Romeo was about to respond to that when the waiter came in with a charcuterie, an array of meat and cheese. A glass of wine for him, and sparkling water for Heather.

“Did he?” Romeo asked. And he found he wasn’t as angry as he used to be.

“Yes. He wanted to give her everything. That was why he offered to send me to the private school. He wanted…he wanted her to notice him the way that he did her. But he wanted to be careful because he was her boss. My mother worked for a lot of rich men. She didn’t have relationships with them. And she didn’t trust them just because they were rich and men. She knew better than that. It wasn’t like it was a pattern with her or anything like that.”

“I don’t really know what I thought. It feels…salacious on the surface.”

“Yes. It does. But it wasn’t.”

He nodded slowly. “I did see that. In the fullness of time. That what they had was real. It didn’t ease anything, though, because it only made me feel all that much more protective of my mother.”

“Why wouldn’t it? It’s a tangle.”

“It was never your fault, though.”

“No,” she said. “It wasn’t.”

He very nearly laughed.

Their main courses came out after that—perfectly seared steaks and buttered vegetables. And he was gratified to see that Heather was enjoying the food. When she had first come to tell him about the pregnancy she had looked pale and unwell.

Now she seemed much better.

Taking care of her was…satisfying.

He had always felt a strange sort of possessiveness over her. It had been, initially, that she was the woman he hated more than anyone else in all the world.

But now she was his. In a different way.

It made him want to do things differently. Behave differently.

To treat her differently.

“What was it like growing up in your house?”

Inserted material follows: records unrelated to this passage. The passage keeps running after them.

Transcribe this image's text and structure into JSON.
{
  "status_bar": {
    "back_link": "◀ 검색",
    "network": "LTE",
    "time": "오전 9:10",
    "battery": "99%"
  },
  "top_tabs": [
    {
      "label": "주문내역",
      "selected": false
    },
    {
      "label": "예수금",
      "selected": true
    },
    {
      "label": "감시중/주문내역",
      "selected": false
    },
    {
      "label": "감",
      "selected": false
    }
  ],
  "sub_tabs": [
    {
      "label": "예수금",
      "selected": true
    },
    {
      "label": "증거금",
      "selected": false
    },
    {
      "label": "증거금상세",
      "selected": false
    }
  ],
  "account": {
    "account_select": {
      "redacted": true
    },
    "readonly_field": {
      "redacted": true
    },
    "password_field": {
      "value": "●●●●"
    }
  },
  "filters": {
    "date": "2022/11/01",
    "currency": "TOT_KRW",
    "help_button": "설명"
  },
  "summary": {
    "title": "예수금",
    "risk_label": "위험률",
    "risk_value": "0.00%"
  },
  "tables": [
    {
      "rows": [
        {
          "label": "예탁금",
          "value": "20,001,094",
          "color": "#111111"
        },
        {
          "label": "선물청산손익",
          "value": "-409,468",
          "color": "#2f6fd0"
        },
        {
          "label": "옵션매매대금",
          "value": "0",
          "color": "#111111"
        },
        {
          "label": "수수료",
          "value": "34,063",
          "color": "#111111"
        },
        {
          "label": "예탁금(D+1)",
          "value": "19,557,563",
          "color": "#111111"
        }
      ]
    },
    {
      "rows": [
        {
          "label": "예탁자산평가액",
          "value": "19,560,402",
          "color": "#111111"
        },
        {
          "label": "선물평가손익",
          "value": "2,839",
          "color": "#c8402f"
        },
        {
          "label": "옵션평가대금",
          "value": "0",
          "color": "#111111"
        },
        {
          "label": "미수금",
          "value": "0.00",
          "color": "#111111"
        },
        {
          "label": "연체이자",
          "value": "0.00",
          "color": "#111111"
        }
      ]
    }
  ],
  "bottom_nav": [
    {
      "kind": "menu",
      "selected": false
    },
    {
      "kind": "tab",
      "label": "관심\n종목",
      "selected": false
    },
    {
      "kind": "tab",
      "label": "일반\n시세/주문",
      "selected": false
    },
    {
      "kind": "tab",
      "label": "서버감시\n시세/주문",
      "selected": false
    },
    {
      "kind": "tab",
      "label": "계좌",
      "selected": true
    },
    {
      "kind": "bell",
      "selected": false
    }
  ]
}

“I told you. Contentious.”

“You said war zone.”

He nodded slowly. “They were not a good match. All they did was make each other miserable. My father was rich. My mother was beautiful, and volatile. He didn’t know what he was getting into, but they married each other. Based on my math, I assume it’s because she was pregnant with me. I was the reason. And therefore, I’m responsible.”

“For what?”

“For keeping her happy. At least as happy as she can be, because all of her misery is because of me.”